In 1969, a few years after Tanganyika and Zanzibar achieved independence from the British Empire and merged to become Tanzania, the People's Republic of China agreed to provide financing and technical assistance for the construction of the TAZARA Railway, intended to give Zambia an alternative to an existing railway route passing through Rhodesia, and allow them to export copper through ports in Tanzania instead. The first thousand Chinese railway workers came to Dar es Salaam on board the ocean liner Yao Hao in August 1969.; they would be followed by twenty to thirty thousand more in the next five years. At any given time, Chinese composed between twenty-five and thirty percent, or 13,000, of the thirty to forty thousand workers on the railway. Most of them returned home after their stint in the country, but due to the emphasis placed on speedy construction, they had little time to train their Tanzanian counterparts to replace them; as a result, teams of Chinese experts continued to work for the railway authority as late as 2004. During these years, China also sent some advisors to Zanzibar for work on other development projects. Finally, roughly 200 doctors from Jiangsu were dispatched all over Tanzania on two-year stints; people's positive experience with these doctors laid the foundations for the later popularity of traditional Chinese medicine, though they themselves were not TCM practitioners.

The population of old overseas Chinese continued to decrease; by 2008, just twenty remained in Dar es Salaam, including a Meixian Hakka couple from South Africa who ran a Chinese restaurant, and a number of Burmese Chinese who traced their roots to the Taishan and Kaiping counties of Guangdong. However, their numbers were bolstered by the arrival of new expatriate businessmen and entrepreneurs beginning in the 1990s.

==Numbers==
In 2000, statistics of Tanzania's Immigration Department showed that they had issued work or residence permits to just 239 Chinese nationals, making them one of the smaller groups of foreigners in the country. However, China's official Xinhua News Agency reported in 2008 that 10,000 Chinese people live in the country.
In January 2013, the Chinese Ambassador to Tanzania was quoted saying that there were more than 30,000 Chinese people living in Tanzania.

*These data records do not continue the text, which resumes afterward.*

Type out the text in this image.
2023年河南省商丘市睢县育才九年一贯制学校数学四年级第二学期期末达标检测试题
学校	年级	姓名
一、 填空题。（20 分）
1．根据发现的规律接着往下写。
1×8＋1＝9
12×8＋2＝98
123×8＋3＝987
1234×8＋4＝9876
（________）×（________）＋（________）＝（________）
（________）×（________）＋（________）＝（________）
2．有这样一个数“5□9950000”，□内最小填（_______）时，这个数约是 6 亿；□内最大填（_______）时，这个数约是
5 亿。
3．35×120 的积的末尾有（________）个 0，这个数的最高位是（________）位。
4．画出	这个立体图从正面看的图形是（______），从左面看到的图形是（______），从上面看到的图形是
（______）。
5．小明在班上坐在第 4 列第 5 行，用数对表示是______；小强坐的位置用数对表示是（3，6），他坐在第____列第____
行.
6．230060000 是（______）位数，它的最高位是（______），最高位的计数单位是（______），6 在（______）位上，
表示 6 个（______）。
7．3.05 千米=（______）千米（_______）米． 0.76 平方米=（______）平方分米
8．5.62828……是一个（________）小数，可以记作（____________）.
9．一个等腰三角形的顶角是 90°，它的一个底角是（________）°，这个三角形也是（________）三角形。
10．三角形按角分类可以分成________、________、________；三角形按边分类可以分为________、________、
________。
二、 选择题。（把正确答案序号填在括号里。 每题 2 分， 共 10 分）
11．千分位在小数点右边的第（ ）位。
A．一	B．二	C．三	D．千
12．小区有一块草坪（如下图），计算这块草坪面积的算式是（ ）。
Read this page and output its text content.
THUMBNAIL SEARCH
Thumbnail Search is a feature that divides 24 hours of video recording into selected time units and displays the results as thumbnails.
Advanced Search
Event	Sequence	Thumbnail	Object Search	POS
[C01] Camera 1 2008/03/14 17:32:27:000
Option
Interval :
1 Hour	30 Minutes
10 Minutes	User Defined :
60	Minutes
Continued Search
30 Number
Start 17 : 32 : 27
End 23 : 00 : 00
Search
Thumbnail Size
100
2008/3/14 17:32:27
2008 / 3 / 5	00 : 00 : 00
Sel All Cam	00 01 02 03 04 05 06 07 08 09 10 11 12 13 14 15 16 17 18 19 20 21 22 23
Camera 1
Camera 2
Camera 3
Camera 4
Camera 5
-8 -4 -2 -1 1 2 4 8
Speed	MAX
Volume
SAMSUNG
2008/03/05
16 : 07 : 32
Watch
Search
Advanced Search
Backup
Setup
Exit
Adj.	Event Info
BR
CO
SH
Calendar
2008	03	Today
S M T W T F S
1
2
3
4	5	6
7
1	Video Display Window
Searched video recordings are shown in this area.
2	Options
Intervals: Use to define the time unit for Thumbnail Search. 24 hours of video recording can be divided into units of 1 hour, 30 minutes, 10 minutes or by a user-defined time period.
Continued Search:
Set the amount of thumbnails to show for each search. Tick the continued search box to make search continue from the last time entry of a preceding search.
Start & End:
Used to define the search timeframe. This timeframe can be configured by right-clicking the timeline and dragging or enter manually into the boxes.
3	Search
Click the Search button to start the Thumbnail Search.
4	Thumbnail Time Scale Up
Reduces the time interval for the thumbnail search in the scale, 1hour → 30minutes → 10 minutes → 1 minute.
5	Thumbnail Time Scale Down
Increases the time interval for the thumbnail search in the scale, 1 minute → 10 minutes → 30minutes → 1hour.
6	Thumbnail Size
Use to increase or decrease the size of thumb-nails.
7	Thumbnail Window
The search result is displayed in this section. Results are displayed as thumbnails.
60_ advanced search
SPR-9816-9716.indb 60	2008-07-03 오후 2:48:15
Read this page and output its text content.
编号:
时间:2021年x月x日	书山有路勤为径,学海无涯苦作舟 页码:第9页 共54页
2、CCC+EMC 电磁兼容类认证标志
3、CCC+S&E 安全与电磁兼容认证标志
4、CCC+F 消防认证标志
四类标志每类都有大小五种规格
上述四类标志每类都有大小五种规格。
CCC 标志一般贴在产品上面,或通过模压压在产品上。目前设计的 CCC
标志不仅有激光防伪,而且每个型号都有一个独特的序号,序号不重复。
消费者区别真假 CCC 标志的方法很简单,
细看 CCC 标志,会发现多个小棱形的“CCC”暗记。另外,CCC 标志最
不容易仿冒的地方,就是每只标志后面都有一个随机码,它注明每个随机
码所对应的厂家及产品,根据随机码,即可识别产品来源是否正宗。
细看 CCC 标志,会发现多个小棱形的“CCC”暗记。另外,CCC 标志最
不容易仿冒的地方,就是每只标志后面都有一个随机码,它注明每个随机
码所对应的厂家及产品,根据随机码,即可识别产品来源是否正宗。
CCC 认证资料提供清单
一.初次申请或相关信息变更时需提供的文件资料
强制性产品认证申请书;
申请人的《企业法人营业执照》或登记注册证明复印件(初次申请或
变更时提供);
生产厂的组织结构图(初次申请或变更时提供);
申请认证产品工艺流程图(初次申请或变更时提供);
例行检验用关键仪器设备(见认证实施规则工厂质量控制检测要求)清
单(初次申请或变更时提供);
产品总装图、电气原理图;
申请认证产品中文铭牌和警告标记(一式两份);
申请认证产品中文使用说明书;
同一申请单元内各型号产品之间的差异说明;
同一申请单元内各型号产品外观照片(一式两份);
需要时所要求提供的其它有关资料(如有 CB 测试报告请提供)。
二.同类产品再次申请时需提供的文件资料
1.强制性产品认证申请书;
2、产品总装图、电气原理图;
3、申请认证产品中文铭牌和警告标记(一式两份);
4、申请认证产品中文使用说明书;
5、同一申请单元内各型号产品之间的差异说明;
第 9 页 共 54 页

==Business and employment==
The new wave of Chinese expatriates in the 1990s initially came to Tanzania with the intention of working in more typical industries, such as construction, textiles, or food products. However, the World Health Organization's push for privatisation of health care in Tanzania provided unexpected business opportunities to them; despite the fact that most lacked any medical training, they began setting up traditional Chinese medicine clinics, the first of which was established in 1996. Qualified practitioners came later, but in the early 2000s, the majority were still learning on the job.